Les services d’enquête invités à s’unir pour mieux lutter contre les rançongiciels
Les services d’enquête de la Police et de la Gendarmerie sont invités à travailler ensemble pour faire face au phénomène criminel des rançongiciels.
C’est la menace informatique numéro un en ce moment. “Les attaques par rançongiciels ont pris une ampleur considérable durant l’année écoulée et sont devenues en un an la principale menace à laquelle les professionnels ont été confrontés”, remarque ainsi le groupement d’intérêt public Cybermalveillance. Cette structure, qui compte un gendarme, vient de publier son rapport annuel la semaine dernière.
Concrètement, un rançongiciel est un logiciel qui crypte vos données. Vous réclamant ensuite une rançon pour vous les rendre en clair. Cette technique visait il y a quelques années les particuliers. Mais cette extorsion informatique est désormais de plus en plus ciblée en direction des entreprises. Avec, à la clé, des demandes de rançons pouvant bien souvent atteindre les millions d’euros. “On a l’impression qu’un système mafieux a investi le web, qu’il y a un glissement de la criminalité”, remarque un ancien gendarme auprès de L’Essor.
400 affaires judiciaires en cours
Résultat: le nombre d’enquêtes explosent. Selon les chiffres donnés au Sénat jeudi dernier par Michel Cadic, l’un des adjoints du délégué ministériel aux partenariats, aux stratégies et aux innovations de sécurité, on compte environ 400 affaires judiciaires en cours liées à des rançongiciels en France. Ce qui représente environ 35 dossiers pour les cybergendarmes du Centre de lutte contre les criminalités numériques (C3N). Une centaine pour leurs cybercamarades de l’Office central de lutte contre la criminalité liée aux technologies de l’information et de la communication (OCLCTIC), rattaché à la Police nationale. Et le gros des affaires, soit environ 260, à la brigade spécialisée de la Préfecture de police de Paris, la Brigade de lutte contre la cybercriminalité (BL2C).
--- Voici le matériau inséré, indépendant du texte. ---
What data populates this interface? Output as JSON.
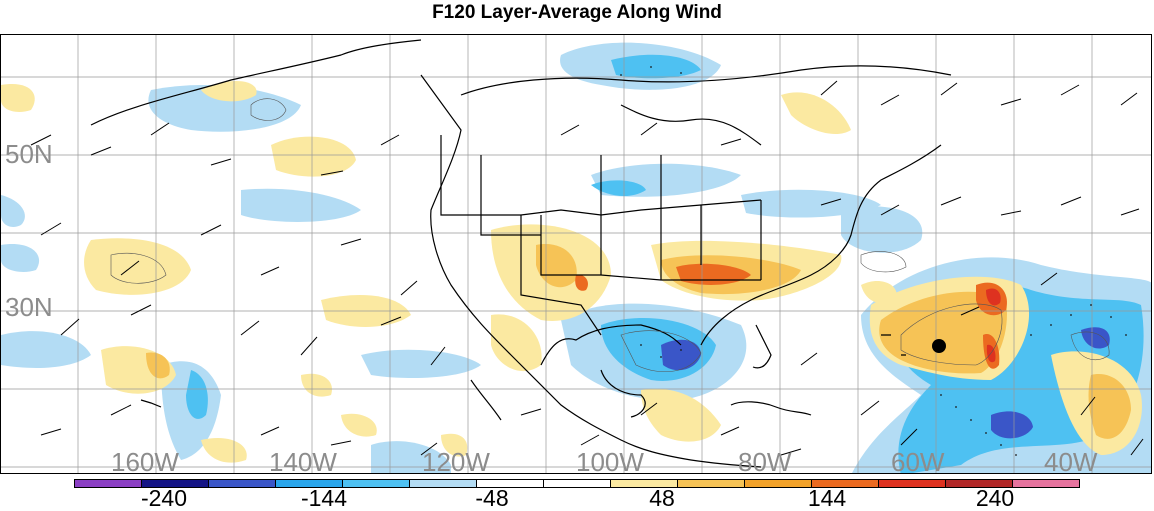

Des chiffres importants qui devraient encore augmenter. Le parquet spécialisé cyber de Paris (J3), qui a une compétence concurrente nationale, s’attend à voir doubler ses saisines en 2021. Dont une partie de dossiers de rançongiciels, des affaires qui sont systématiquement suivies depuis Paris. “Cela nous permet de centraliser les dossiers, de pouvoir créer des liens, de pouvoir identifier les filières criminelles et d’interpeller les auteurs”, expliquait également, au cours de cette même conférence, la magistrate Johanna Brousse, la cheffe de J3.
Créer des liens pour faire face aux rançongiciels
Concrètement, le parquet de Paris cosaisit désormais systématiquement la sous-direction de lutte contre la cybercriminalité de la Police nationale. “Pourquoi? Aujourd’hui on ne peut plus fonctionner en silos séparés, c’est-à-dire avoir d’un côté le C3N qui va s’occuper de ces dossiers, la BLC2C et l’OCLCTIC qui va travailler sur ses procédures, observe Johanna Brousse. Il est nécessaire de mettre en commun tous les éléments pour pouvoir créer des liens.” Une mise en commun qui se justifie, selon la magistrate, par la nature de la menace. Les organisations criminelles de rançongiciels auraient en effet des frontières mouvantes. Une personne pourra travailler un temps pour un rançongiciel, en offrant ses services pour l’intrusion informatique, avant ensuite d’aller travailler pour un autre groupe. “Il est indispensable d’avoir une vue globale pour cartographier la menace pour lutter plus efficacement”, ajoute-t-elle.
“On sera obligé de fonctionner non pas en vase clos au niveau français, mais de s’ouvrir à d’autres pays, car chaque pays détient une pièce du puzzle“, poursuit-elle enfin. En France, il reste cependant des efforts à faire également. La magistrate a ainsi regretté les faibles effectifs de sa section, trois magistrats. Mais également ceux des policiers, rappelant que le groupe piratage de l’OCLCTIC, “c’est seulement dix enquêteurs”. Un chiffre à mettre en rapport aux centaines d’enquêtes désormais suivies par l’office avec sa co-saisine systématique. Le C3N compte de son côté 13 enquêteurs spécialisés sur les rançongiciels. Bien peu selon les spécialistes au vu de l’ampleur des extorsions.